CTLGroup was retained by an attorney for a contractor to investigate failures of a repair mortar based on calcium aluminate cement (often called high-alumina cement). The high-alumina cement (HAC) mortar was being used to rehabilitate sanitary sewer manholes in Austin, Texas. The mechanisms of failure included early age cracking and debonding of the repair material.
CTLGroup's work included document and literature review, a site visit, observation and testing of mortar samples, as well as the development of opinions related to the possible causes of failure of the repair mortar.
CTLGroup used a number of techniques available in our laboratory facilities to determine the cause of the failure of the materials. CTLGroup performed Isothermal calorimetry, X-ray diffraction (XRD), X-ray fluorescence (XRF), petrographic examination of samples, scanning electron microscopy and temperature measurements of mockups made from the dry repair materials.

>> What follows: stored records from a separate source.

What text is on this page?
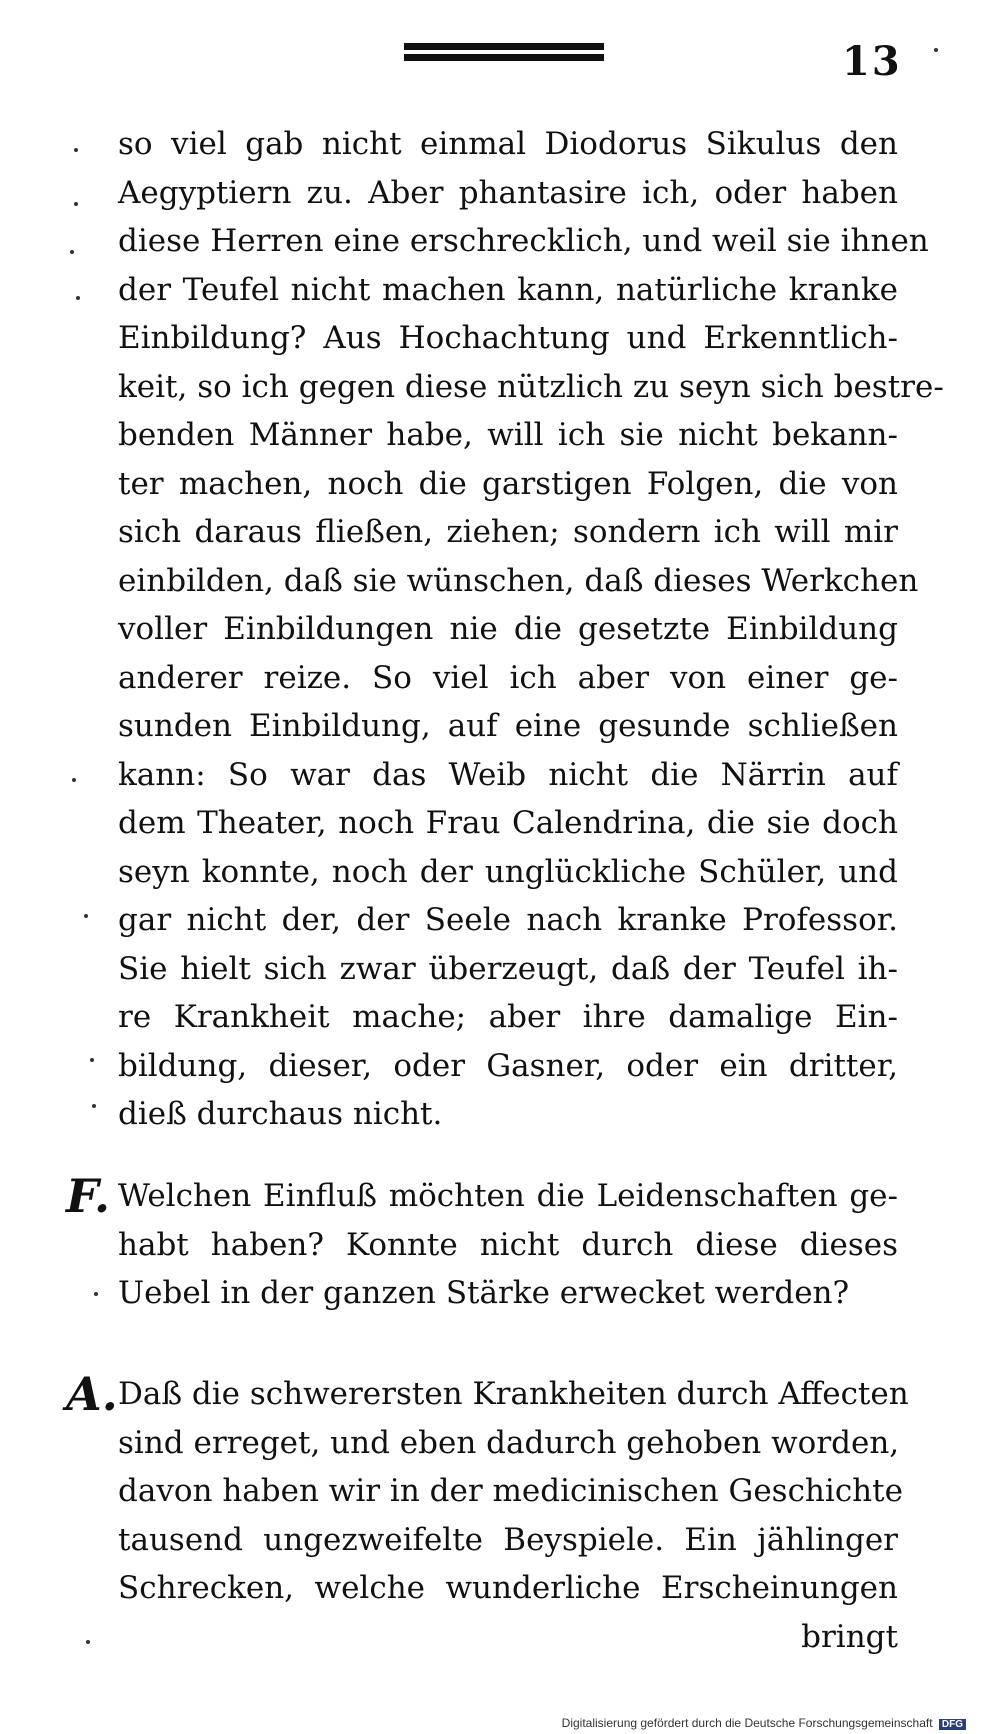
13
so viel gab nicht einmal Diodorus Sikulus den
Aegyptiern zu. Aber phantasire ich, oder haben
diese Herren eine erschrecklich, und weil sie ihnen
der Teufel nicht machen kann, natürliche kranke
Einbildung? Aus Hochachtung und Erkenntlich-
keit, so ich gegen diese nützlich zu seyn sich bestre-
benden Männer habe, will ich sie nicht bekann-
ter machen, noch die garstigen Folgen, die von
sich daraus fließen, ziehen; sondern ich will mir
einbilden, daß sie wünschen, daß dieses Werkchen
voller Einbildungen nie die gesetzte Einbildung
anderer reize. So viel ich aber von einer ge-
sunden Einbildung, auf eine gesunde schließen
kann: So war das Weib nicht die Närrin auf
dem Theater, noch Frau Calendrina, die sie doch
seyn konnte, noch der unglückliche Schüler, und
gar nicht der, der Seele nach kranke Professor.
Sie hielt sich zwar überzeugt, daß der Teufel ih-
re Krankheit mache; aber ihre damalige Ein-
bildung, dieser, oder Gasner, oder ein dritter,
dieß durchaus nicht.
F. Welchen Einfluß möchten die Leidenschaften ge-
habt haben? Konnte nicht durch diese dieses
Uebel in der ganzen Stärke erwecket werden?
A. Daß die schwerersten Krankheiten durch Affecten
sind erreget, und eben dadurch gehoben worden,
davon haben wir in der medicinischen Geschichte
tausend ungezweifelte Beyspiele. Ein jählinger
Schrecken, welche wunderliche Erscheinungen
bringt
Digitalisierung gefördert durch die Deutsche Forschungsgemeinschaft DFG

CTLGroup determined that the failures of the HAC mortar were caused, in part, by excessively high temperatures and temperature differentials. These high temperatures were caused by a poorly controlled and high rate of reaction of the material. Indications of phase changes were observed which correlated with these high temperatures.
CTLGroup's approach and capabilities, which helped our client determine the cause of the HAC mortar failure and reach a favorable settlement in the matter, can also assist in the investigation of failures of a wide variety of materials.